While the pilot hole is centered on the longitudinal and rotational axis of the BHA, the effective rotational center of the moveable cutters is displaced by radial extension of the moveable cutters so that the moveable cutters cut an eccentric hole displaced from the center of the pilot hole in the direction of the desired change of drilling direction.
A complete Bottom Hole Assembly (BHA) may comprise a drill bit of the type commonly used for drilling well bores, a directional drilling tool comprising a device according to an embodiment of the present invention and a series of either collars or other measurement tools. For the purpose of this description, all tools above the directional drilling tool will be simply known as collars. In one embodiment, the directional drilling tool comprises a plurality of movable cutters which are normally biased outwardly and moved between their respective inner radial positions and their outer radial positions in synchronism with the rotation of the BHA. Thus, as previously stated, by controlling the synchronous movement of the cutters in relation to the rotation of the drill string, an elongate arcuate channel will be produced behind the drill bit. That is to say the drill bit will cut a circular cross-section pilot hole and the movable cutter(s) a circular cross-section eccentric hole having a center offset slightly from the center of the pilot hole. As drilling progresses, the stabilizer, which has a larger radial diameter than the cutters, when the latter are in their inner radial positions, contacts the well bore. By controlling the orientation of the eccentric channel, with respect to the well bore, directional control of the well bore can be maintained. The drilling tool is directed in the direction of the eccentric channel cut by the cutters, that is to say the drilling tool is subsequently steered in the direction of the eccentricity defined by the axis of rotation of the cutters.
When using a drill having a cutting diameter of, say, 14 cms (centimeters), drill collars are typically of a length of about 10 meters and are coupled together by screw couplings. Though formed of robust materials such as steel they are flexible to an extent enabling approximately 3° per section. As a consequence, in this instance, approximately a minimum 300 meters of drill string length is required to negotiate a 90° turn in direction under the influence of the forces acting on the drill bit.
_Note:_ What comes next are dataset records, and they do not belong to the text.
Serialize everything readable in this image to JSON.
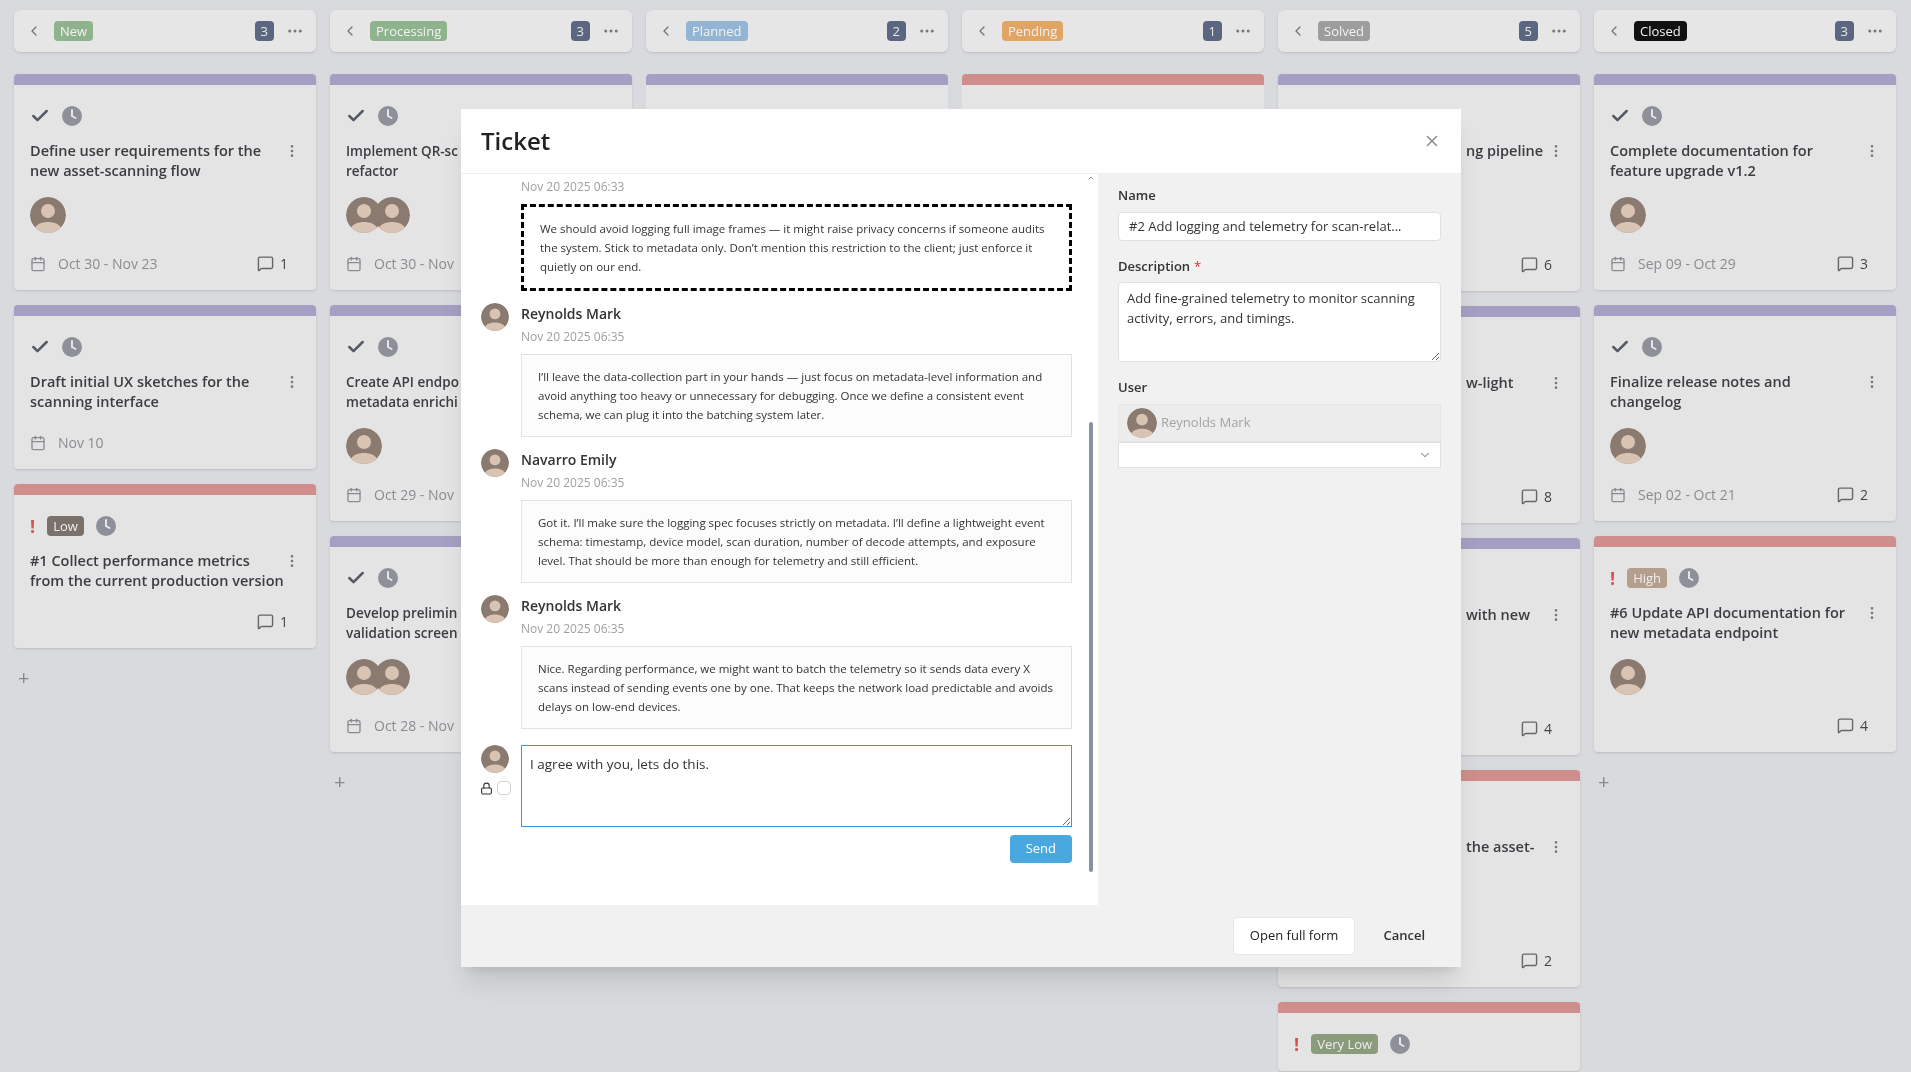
{
  "columns": [
    {
      "title": "New",
      "color": "#8fb38c",
      "count": "3",
      "cards": [
        {
          "kind": "task",
          "color": "#a5a0c3",
          "title": "Define user requirements for the new asset-scanning flow",
          "assignees": [
            {
              "kind": "photo"
            }
          ],
          "dates": "Oct 30 - Nov 23",
          "comments": "1"
        },
        {
          "kind": "task",
          "color": "#a5a0c3",
          "title": "Draft initial UX sketches for the scanning interface",
          "dates": "Nov 10"
        },
        {
          "kind": "issue",
          "color": "#cf8e8b",
          "marker": "!",
          "priority": {
            "label": "Low",
            "color": "#7b716b"
          },
          "title": "#1 Collect performance metrics from the current production version",
          "comments": "1"
        }
      ],
      "add": "+"
    },
    {
      "title": "Processing",
      "color": "#8fb38c",
      "count": "3",
      "cards": [
        {
          "kind": "task",
          "color": "#a5a0c3",
          "title": "Implement QR-sc\nrefactor",
          "assignees": [
            {
              "kind": "photo"
            },
            {
              "kind": "photo"
            }
          ],
          "dates": "Oct 30 - Nov"
        },
        {
          "kind": "task",
          "color": "#a5a0c3",
          "title": "Create API endpo\nmetadata enrichi",
          "assignees": [
            {
              "kind": "photo"
            }
          ],
          "dates": "Oct 29 - Nov"
        },
        {
          "kind": "task",
          "color": "#a5a0c3",
          "title": "Develop prelimin\nvalidation screen",
          "assignees": [
            {
              "kind": "photo"
            },
            {
              "kind": "photo"
            }
          ],
          "dates": "Oct 28 - Nov"
        }
      ],
      "add": "+"
    },
    {
      "title": "Planned",
      "color": "#94b4d3",
      "count": "2",
      "cards": [
        {
          "kind": "hidden",
          "color": "#a5a0c3"
        }
      ]
    },
    {
      "title": "Pending",
      "color": "#e0a565",
      "count": "1",
      "cards": [
        {
          "kind": "hidden",
          "color": "#cf8e8b"
        }
      ]
    },
    {
      "title": "Solved",
      "color": "#9d9d9d",
      "count": "5",
      "cards": [
        {
          "kind": "covered",
          "color": "#a5a0c3",
          "title": "ng pipeline",
          "comments": "6"
        },
        {
          "kind": "covered",
          "color": "#a5a0c3",
          "title": "w-light",
          "comments": "8"
        },
        {
          "kind": "covered",
          "color": "#a5a0c3",
          "title": "with new",
          "comments": "4"
        },
        {
          "kind": "covered",
          "color": "#cf8e8b",
          "title": "the asset-",
          "comments": "2"
        },
        {
          "kind": "issue",
          "color": "#cf8e8b",
          "marker": "!",
          "priority": {
            "label": "Very Low",
            "color": "#8a9c7c"
          }
        }
      ]
    },
    {
      "title": "Closed",
      "color": "#111111",
      "count": "3",
      "cards": [
        {
          "kind": "task",
          "color": "#a5a0c3",
          "title": "Complete documentation for feature upgrade v1.2",
          "assignees": [
            {
              "kind": "photo"
            }
          ],
          "dates": "Sep 09 - Oct 29",
          "comments": "3"
        },
        {
          "kind": "task",
          "color": "#a5a0c3",
          "title": "Finalize release notes and changelog",
          "assignees": [
            {
              "kind": "photo"
            }
          ],
          "dates": "Sep 02 - Oct 21",
          "comments": "2"
        },
        {
          "kind": "issue",
          "color": "#cf8e8b",
          "marker": "!",
          "priority": {
            "label": "High",
            "color": "#b49f8c"
          },
          "title": "#6 Update API documentation for new metadata endpoint",
          "assignees": [
            {
              "kind": "photo"
            }
          ],
          "comments": "4"
        }
      ],
      "add": "+"
    }
  ],
  "modal": {
    "title": "Ticket",
    "messages": [
      {
        "kind": "note",
        "time": "Nov 20 2025 06:33",
        "text": "We should avoid logging full image frames — it might raise privacy concerns if someone audits the system. Stick to metadata only. Don’t mention this restriction to the client; just enforce it quietly on our end."
      },
      {
        "kind": "comment",
        "author": "Reynolds Mark",
        "time": "Nov 20 2025 06:35",
        "text": "I’ll leave the data-collection part in your hands — just focus on metadata-level information and avoid anything too heavy or unnecessary for debugging. Once we define a consistent event schema, we can plug it into the batching system later."
      },
      {
        "kind": "comment",
        "author": "Navarro Emily",
        "time": "Nov 20 2025 06:35",
        "text": "Got it. I’ll make sure the logging spec focuses strictly on metadata. I’ll define a lightweight event schema: timestamp, device model, scan duration, number of decode attempts, and exposure level. That should be more than enough for telemetry and still efficient."
      },
      {
        "kind": "comment",
        "author": "Reynolds Mark",
        "time": "Nov 20 2025 06:35",
        "text": "Nice. Regarding performance, we might want to batch the telemetry so it sends data every X scans instead of sending events one by one. That keeps the network load predictable and avoids delays on low-end devices."
      }
    ],
    "composer": {
      "value": "I agree with you, lets do this.",
      "internal": false,
      "send": "Send"
    },
    "fields": {
      "name_label": "Name",
      "name_value": "#2 Add logging and telemetry for scan-relat...",
      "description_label": "Description",
      "required_mark": "*",
      "description_value": "Add fine-grained telemetry to monitor scanning activity, errors, and timings.",
      "user_label": "User",
      "user": {
        "name": "Reynolds Mark",
        "disabled": true
      }
    },
    "buttons": [
      "Open full form",
      "Cancel"
    ]
  }
}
For other drill diameter and end collar lengths, different considerations may apply.
In the embodiments described in UK patent application No. 0602829.4, it is possible that the region between the moveable cutters and the tool body could be subject to the accumulation of drilling debris, for example small pieces of rock which have been removed by the drilling process. There exists, at least theoretically, a possibility that the cutting debris could become packed in between the moveable cutters and the drilling tool body and thereby restrict movement of the moveable cutters. This could have an impact on the efficient operation of the directional drilling tool as the moveable cutters are required to move from their inner to outer radial positions in a synchronized manner with respect to the rotation of the drilling tool body, and are deployed at the same angular position with each revolution of the drilling tool body. It has been recognized that if the moveable cutters are restricted or even prevented from moving from their inner to outer radial positions steering control of the drilling tool may be impaired.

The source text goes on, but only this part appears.